Runtime: 114/122 mins
Dir: Richard Loncraine
Script: Richard Loncraine, Desmond Lowden, Michael Wearing, from a novel by Desmond Lowden
Starring: Bernard Hill, Derek Newark, Richard Hope, Ken Bones, Frances Tomelty, Kieran O'Brien
Blu Ray Audio-Visual
There are two versions of the film here: one of which was released in cinemas (which has a length of 114 mins) and a slightly longer one which was only shown to preview audiences (with a length of 122 minutes). The latter version has some extras scenes spliced in which are, very noticeably, of Standard Definition quality. That aside, the images are mostly sharp with rich textures, albeit with a colour palette that veers a little too heavily towards the yellow.
The mono audio has been superbly restored and really blares from the speakers, adding a lot to the film’s intense mood.
As I’ve mentioned above, the film comes in two different versions on this disc. It’s a pity that the longest version (the extended TV cut) is not available here but nonetheless, some choice is still better than none. There are also the following on the disc:
Richard Loncraine: Running in Traffic
An enjoyable interview with the film’s writer and director. He reveals that the only set built for the film was the interior of the bank. All of the rest was shot on location. He also touches on the rather lax “health and safety” aspects of making a British film in the 1980s. Some of the action sequences (such as the foot chase through the streets of central London) were filmed without permission and feature actual real-life traffic driving past. There’s one scene near the end where actor Bernard Hill is genuinely physically thrown towards the camera by an explosion.
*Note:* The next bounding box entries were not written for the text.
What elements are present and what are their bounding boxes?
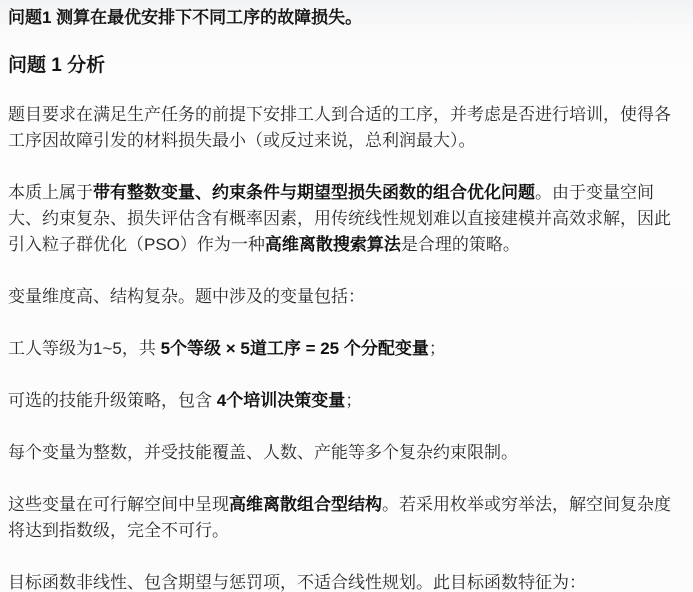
paragraph: 每个变量为整数，并受技能覆盖、人数、产能等多个复杂约束限制。 <box>8 440 686 466</box>
bold-text-segment: 4个培训决策变量 <box>217 391 345 410</box>
bold-text-segment: 5个等级 × 5道工序 = 25 个分配变量 <box>161 339 429 358</box>
text-segment: 这些变量在可行解空间中呈现 <box>8 495 229 514</box>
document: 问题1 测算在最优安排下不同工序的故障损失。 问题 1 分析 题目要求在满足生产… <box>0 0 693 592</box>
text-segment: 可选的技能升级策略，包含 <box>8 391 217 410</box>
text-segment: 变量维度高、结构复杂。题中涉及的变量包括： <box>8 287 365 306</box>
text-segment: 每个变量为整数，并受技能覆盖、人数、产能等多个复杂约束限制。 <box>8 443 518 462</box>
paragraph: 变量维度高、结构复杂。题中涉及的变量包括： <box>8 284 686 310</box>
paragraph-container: 题目要求在满足生产任务的前提下安排工人到合适的工序，并考虑是否进行培训，使得各工… <box>8 102 686 592</box>
text-segment: 是合理的策略。 <box>401 235 520 254</box>
text-segment: 本质上属于 <box>8 183 93 202</box>
bold-text-segment: 高维离散搜索算法 <box>265 235 401 254</box>
paragraph: 题目要求在满足生产任务的前提下安排工人到合适的工序，并考虑是否进行培训，使得各工… <box>8 102 686 154</box>
bold-text-segment: 带有整数变量、约束条件与期望型损失函数的组合优化问题 <box>93 183 535 202</box>
paragraph: 本质上属于带有整数变量、约束条件与期望型损失函数的组合优化问题。由于变量空间大、… <box>8 180 686 258</box>
document-title: 问题1 测算在最优安排下不同工序的故障损失。 <box>8 7 686 29</box>
paragraph: 这些变量在可行解空间中呈现高维离散组合型结构。若采用枚举或穷举法，解空间复杂度将… <box>8 492 686 544</box>
paragraph: 目标函数非线性、包含期望与惩罚项，不适合线性规划。此目标函数特征为： <box>8 570 686 592</box>
text-segment: ； <box>429 339 446 358</box>
bold-text-segment: 高维离散组合型结构 <box>229 495 382 514</box>
text-segment: 工人等级为1~5，共 <box>8 339 161 358</box>
text-segment: 题目要求在满足生产任务的前提下安排工人到合适的工序，并考虑是否进行培训，使得各工… <box>8 105 671 150</box>
paragraph: 工人等级为1~5，共 5个等级 × 5道工序 = 25 个分配变量； <box>8 336 686 362</box>
section-heading: 问题 1 分析 <box>8 55 686 77</box>
text-segment: ； <box>345 391 362 410</box>
paragraph: 可选的技能升级策略，包含 4个培训决策变量； <box>8 388 686 414</box>
text-segment: 目标函数非线性、包含期望与惩罚项，不适合线性规划。此目标函数特征为： <box>8 573 586 592</box>
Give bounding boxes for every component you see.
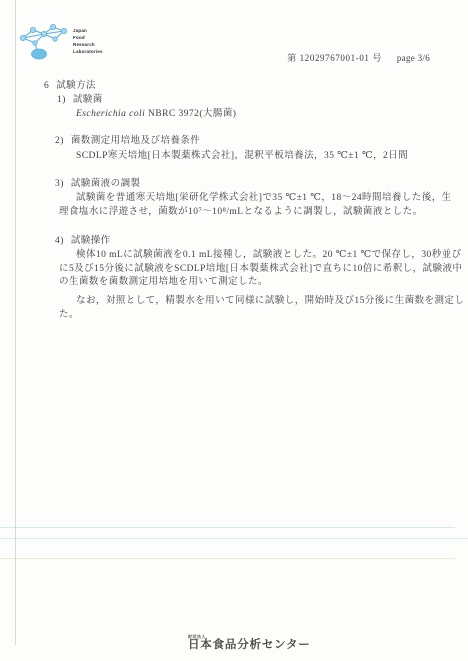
footer-org-name: 日本食品分析センター: [188, 639, 311, 652]
footer-logo: 財団法人 日本食品分析センター: [188, 634, 311, 652]
logo-wordmark: Japan Food Research Laboratories: [73, 27, 103, 55]
document-number-line: 第 12029767001-01 号 page 3/6: [287, 51, 430, 64]
subsection-4-line-1: 検体10 mLに試験菌液を0.1 mL接種し，試験液とした。20 ℃±1 ℃で保…: [76, 249, 462, 261]
subsection-1-number: 1): [57, 95, 66, 105]
species-name: Escherichia coli: [76, 109, 145, 119]
subsection-2-title: 菌数測定用培地及び培養条件: [71, 136, 200, 146]
section-heading: 6試験方法: [44, 80, 96, 92]
section-title: 試験方法: [56, 81, 96, 91]
subsection-4-heading: 4)試験操作: [55, 235, 111, 247]
subsection-2-line-1: SCDLP寒天培地[日本製薬株式会社]，混釈平板培養法，35 ℃±1 ℃，2日間: [76, 150, 408, 162]
subsection-1-heading: 1)試験菌: [57, 94, 103, 106]
document-page: Japan Food Research Laboratories 第 12029…: [0, 0, 468, 661]
subsection-4-line-5: た。: [59, 309, 79, 321]
subsection-3-line-2: 理食塩水に浮遊させ，菌数が10⁷～10⁸/mLとなるように調製し，試験菌液とした…: [59, 206, 423, 218]
subsection-3-heading: 3)試験菌液の調製: [55, 178, 140, 190]
logo-line-3: Research: [73, 41, 103, 48]
section-number: 6: [44, 81, 49, 91]
logo-line-1: Japan: [73, 27, 103, 34]
scan-artifact-vertical-line: [15, 0, 16, 645]
scan-artifact-blue-line-2: [0, 538, 468, 539]
subsection-2-number: 2): [55, 136, 64, 146]
subsection-4-line-4: なお，対照として，精製水を用いて同様に試験し，開始時及び15分後に生菌数を測定し: [76, 295, 464, 307]
subsection-2-heading: 2)菌数測定用培地及び培養条件: [55, 135, 200, 147]
jfrl-logo: Japan Food Research Laboratories: [18, 23, 103, 61]
molecule-logo-icon: [18, 23, 70, 61]
subsection-3-title: 試験菌液の調製: [71, 179, 141, 189]
subsection-1-title: 試験菌: [73, 95, 103, 105]
subsection-4-title: 試験操作: [71, 236, 111, 246]
subsection-1-content: Escherichia coli NBRC 3972(大腸菌): [76, 108, 236, 120]
subsection-4-number: 4): [55, 236, 64, 246]
scan-artifact-yellow-line: [0, 558, 455, 559]
strain-id: NBRC 3972(大腸菌): [145, 109, 236, 119]
document-number: 第 12029767001-01 号: [287, 53, 382, 63]
logo-line-4: Laboratories: [73, 48, 103, 55]
logo-line-2: Food: [73, 34, 103, 41]
page-indicator: page 3/6: [397, 53, 430, 63]
scan-artifact-blue-line-1: [0, 527, 455, 528]
subsection-4-line-2: に5及び15分後に試験液をSCDLP培地[日本製薬株式会社]で直ちに10倍に希釈…: [59, 263, 462, 275]
subsection-4-line-3: の生菌数を菌数測定用培地を用いて測定した。: [59, 276, 268, 288]
subsection-3-line-1: 試験菌を普通寒天培地[栄研化学株式会社]で35 ℃±1 ℃，18～24時間培養し…: [76, 192, 452, 204]
subsection-3-number: 3): [55, 179, 64, 189]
Most interestingly, the film’s fictional events were rumoured to have inspired the real-life 2015 robbery of the Hatton Garden safe deposit facility in London. As Loncraine points out, there were indeed a number of curious similarities between art and life.
Kieran O'Brien: Just an Adventure
The actor who played the main character’s young son in the film is interviewed here. He clearly enjoyed his time on set; he got on with Bernard Hill like best mates, he got to throw a bottle at a television and he lived on a diet of Wimpy (an old British equivalent of McDonald’s) for the 4-month shoot. However, the film got a 15 rating on release, meaning that he couldn’t see it during its original cinema run - resulting in him being the subject of an article in the Manchester Evening News.
Desmond Lowden: Cracking the System
An interview with the author of the source novel who also co-adapted his own script. He talks briefly about his early career as a film editor (he worked with Cy Endfield on the film Hell Drivers) and the circumstances which got him into screenwriting. He also discusses the inspirations behind Bellman & True.
Colin Towns: Trust Me
Composer Towns discusses the various music pieces which he created for the film as well as voicing his own appreciation of director Richard Loncraine’s work.
The extras are rounded out by a trailer, an image gallery and a collector’s booklet.
Bellman & True is one of those films which will make you wonder why it has fallen into relative obscurity over the years. The extras are fairly decent with some enjoyable interviews.